Ce que demande la pétition relayée par Kilian Jornet
Ce que demande la pétition relayée par Kilian Jornet, ce n’est pas une révolution irréaliste, mais une démarche de bon sens. Les athlètes réclament que la FIS et le CIO publient un rapport d’enquête public avant l’hiver 2026-2027, afin de répondre à des questions essentielles : est-il éthique d’accepter de l’argent en provenance d’entreprises pétrolières ? Quel est l’impact environnemental réel de ces partenariats ? Quelles conséquences sanitaires peut-on attribuer à la promotion de ces produits ? Et surtout, quel rôle joue ce type de sponsoring dans la perception qu’a le public du changement climatique et de ceux qui le provoquent ?

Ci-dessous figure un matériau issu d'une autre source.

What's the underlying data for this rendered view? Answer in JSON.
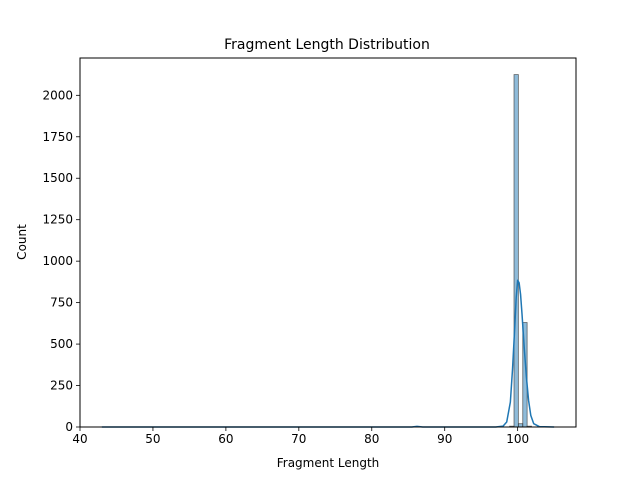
{
  "chart_data": {
    "type": "bar",
    "title": "Fragment Length Distribution",
    "xlabel": "Fragment Length",
    "ylabel": "Count",
    "xlim": [
      40,
      108
    ],
    "ylim": [
      0,
      2225
    ],
    "xticks": [
      40,
      50,
      60,
      70,
      80,
      90,
      100
    ],
    "yticks": [
      0,
      250,
      500,
      750,
      1000,
      1250,
      1500,
      1750,
      2000
    ],
    "grid": false,
    "bar_color": "#1f77b4",
    "line_color": "#1f77b4",
    "series": [
      {
        "kind": "histogram",
        "bins": [
          {
            "x0": 98.9,
            "x1": 99.5,
            "count": 5
          },
          {
            "x0": 99.5,
            "x1": 100.1,
            "count": 2125
          },
          {
            "x0": 100.1,
            "x1": 100.7,
            "count": 20
          },
          {
            "x0": 100.7,
            "x1": 101.3,
            "count": 630
          },
          {
            "x0": 101.3,
            "x1": 101.9,
            "count": 5
          }
        ]
      },
      {
        "kind": "kde",
        "x": [
          43,
          80,
          85.5,
          86.2,
          87,
          95,
          97,
          98,
          98.5,
          99,
          99.3,
          99.6,
          99.8,
          100,
          100.2,
          100.4,
          100.6,
          100.9,
          101.2,
          101.5,
          101.8,
          102.2,
          103,
          105
        ],
        "y": [
          0,
          0,
          0,
          4,
          0,
          0,
          0,
          5,
          30,
          150,
          350,
          600,
          780,
          885,
          870,
          800,
          680,
          480,
          300,
          160,
          70,
          20,
          2,
          0
        ]
      }
    ]
  }
}
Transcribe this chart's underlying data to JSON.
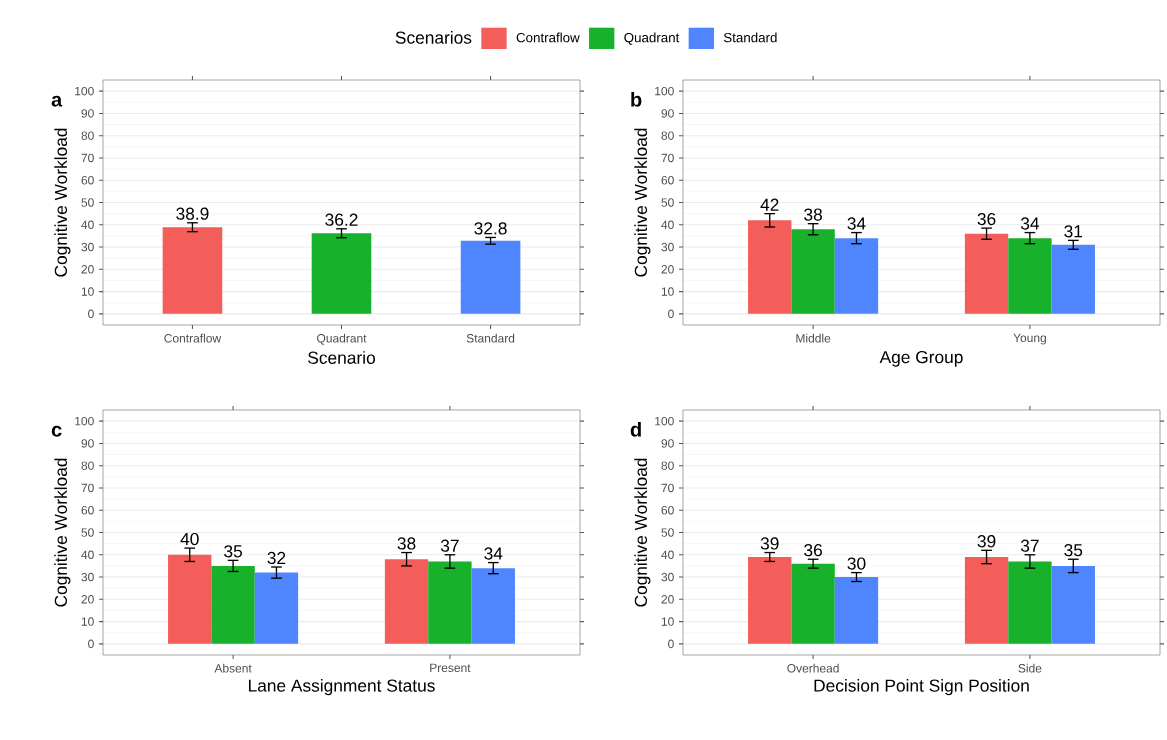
{
  "chart_data": [
    {
      "type": "bar",
      "title": "a",
      "xlabel": "Scenario",
      "ylabel": "Cognitive Workload",
      "categories": [
        "Contraflow",
        "Quadrant",
        "Standard"
      ],
      "values": [
        38.9,
        36.2,
        32.8
      ],
      "colors": [
        "#f35e5a",
        "#17b12b",
        "#4f86ff"
      ],
      "errors": [
        2,
        2,
        1.5
      ],
      "data_labels": true,
      "ylim": [
        -5,
        105
      ],
      "yticks": [
        0,
        10,
        20,
        30,
        40,
        50,
        60,
        70,
        80,
        90,
        100
      ],
      "grid": "y"
    },
    {
      "type": "bar",
      "title": "b",
      "xlabel": "Age Group",
      "ylabel": "Cognitive Workload",
      "categories": [
        "Middle",
        "Young"
      ],
      "legend": "top",
      "legend_title": "Scenarios",
      "series": [
        {
          "name": "Contraflow",
          "color": "#f35e5a",
          "values": [
            42,
            36
          ],
          "errors": [
            3,
            2.5
          ]
        },
        {
          "name": "Quadrant",
          "color": "#17b12b",
          "values": [
            38,
            34
          ],
          "errors": [
            2.5,
            2.5
          ]
        },
        {
          "name": "Standard",
          "color": "#4f86ff",
          "values": [
            34,
            31
          ],
          "errors": [
            2.5,
            2
          ]
        }
      ],
      "data_labels": true,
      "ylim": [
        -5,
        105
      ],
      "yticks": [
        0,
        10,
        20,
        30,
        40,
        50,
        60,
        70,
        80,
        90,
        100
      ],
      "grid": "y"
    },
    {
      "type": "bar",
      "title": "c",
      "xlabel": "Lane Assignment Status",
      "ylabel": "Cognitive Workload",
      "categories": [
        "Absent",
        "Present"
      ],
      "series": [
        {
          "color": "#f35e5a",
          "values": [
            40,
            38
          ],
          "errors": [
            3,
            3
          ]
        },
        {
          "color": "#17b12b",
          "values": [
            35,
            37
          ],
          "errors": [
            2.5,
            3
          ]
        },
        {
          "color": "#4f86ff",
          "values": [
            32,
            34
          ],
          "errors": [
            2.5,
            2.5
          ]
        }
      ],
      "data_labels": true,
      "ylim": [
        -5,
        105
      ],
      "yticks": [
        0,
        10,
        20,
        30,
        40,
        50,
        60,
        70,
        80,
        90,
        100
      ],
      "grid": "y"
    },
    {
      "type": "bar",
      "title": "d",
      "xlabel": "Decision Point Sign Position",
      "ylabel": "Cognitive Workload",
      "categories": [
        "Overhead",
        "Side"
      ],
      "series": [
        {
          "color": "#f35e5a",
          "values": [
            39,
            39
          ],
          "errors": [
            2,
            3
          ]
        },
        {
          "color": "#17b12b",
          "values": [
            36,
            37
          ],
          "errors": [
            2,
            3
          ]
        },
        {
          "color": "#4f86ff",
          "values": [
            30,
            35
          ],
          "errors": [
            2,
            3
          ]
        }
      ],
      "data_labels": true,
      "ylim": [
        -5,
        105
      ],
      "yticks": [
        0,
        10,
        20,
        30,
        40,
        50,
        60,
        70,
        80,
        90,
        100
      ],
      "grid": "y"
    }
  ]
}
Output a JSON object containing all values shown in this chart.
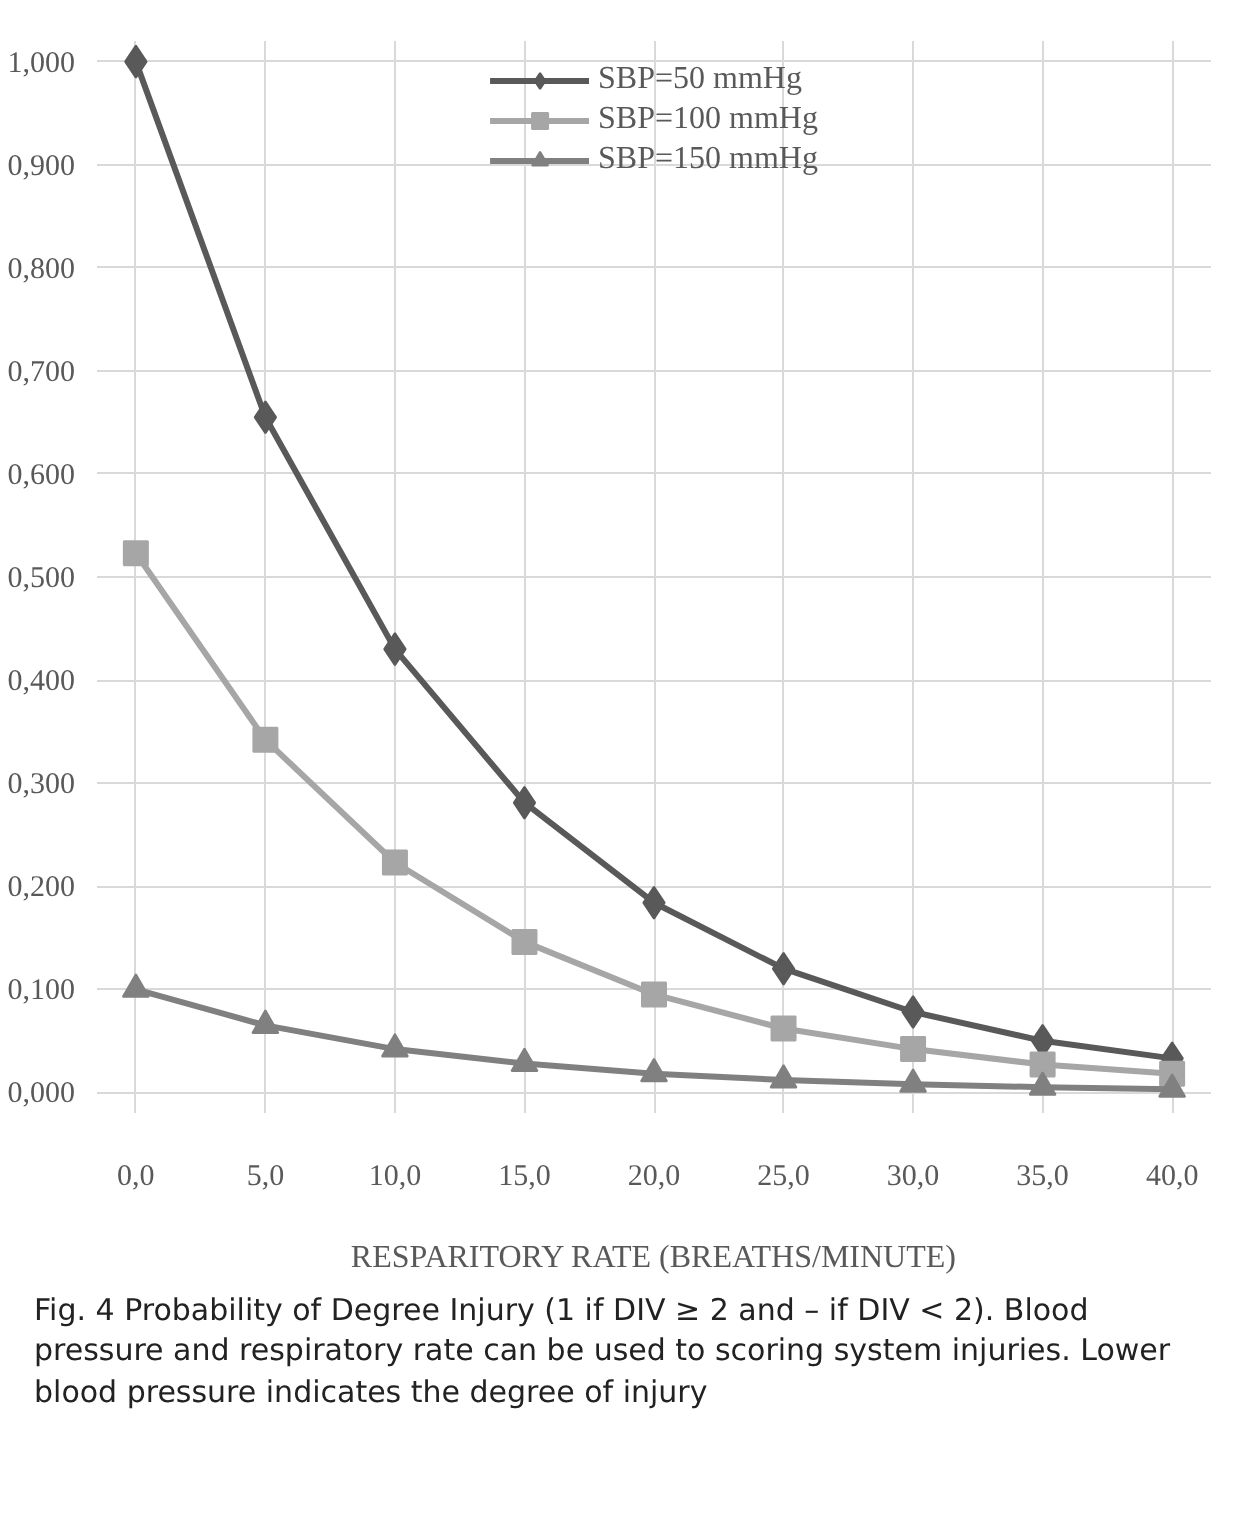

Derrière cette démarche, il y a une volonté claire de confronter le monde du ski à ses propres contradictions. Peut-on encore se targuer de défendre l’environnement tout en déroulant le tapis rouge à ceux qui participent à sa destruction ? Peut-on sérieusement parler de sport durable lorsque des marques comme ENI ou Equinor s’affichent fièrement sur les dossards ?
Une bataille décisive pour les sports outdoor
Le ski est en train de vivre ce que le trail vivra bientôt, si rien ne change. En montagne, les saisons raccourcissent, les sols se dérobent, les ressources en eau s’épuisent. Accepter l’argent de ceux qui aggravent cette crise, c’est vendre l’avenir contre une visibilité à court terme.
Kilian Jornet veut forcer les grandes instances à se regarder dans le miroir. Et à choisir leur camp.
Ce combat ne concerne pas que les skieurs professionnels. Il touche toute la communauté outdoor, tous ceux qui courent, grimpent, skient ou bivouaquent. Il nous rappelle que nos sports sont directement menacés, et qu’on ne peut plus détourner le regard.
La pétition Ski Fossil Free est ouverte à toutes et tous. Il faut renseigner son nom, son email, son pays, et accepter que sa signature figure dans la lettre qui sera envoyée au CIO et à la FIS. Le but est clair : faire masse, faire pression, faire changer les règles.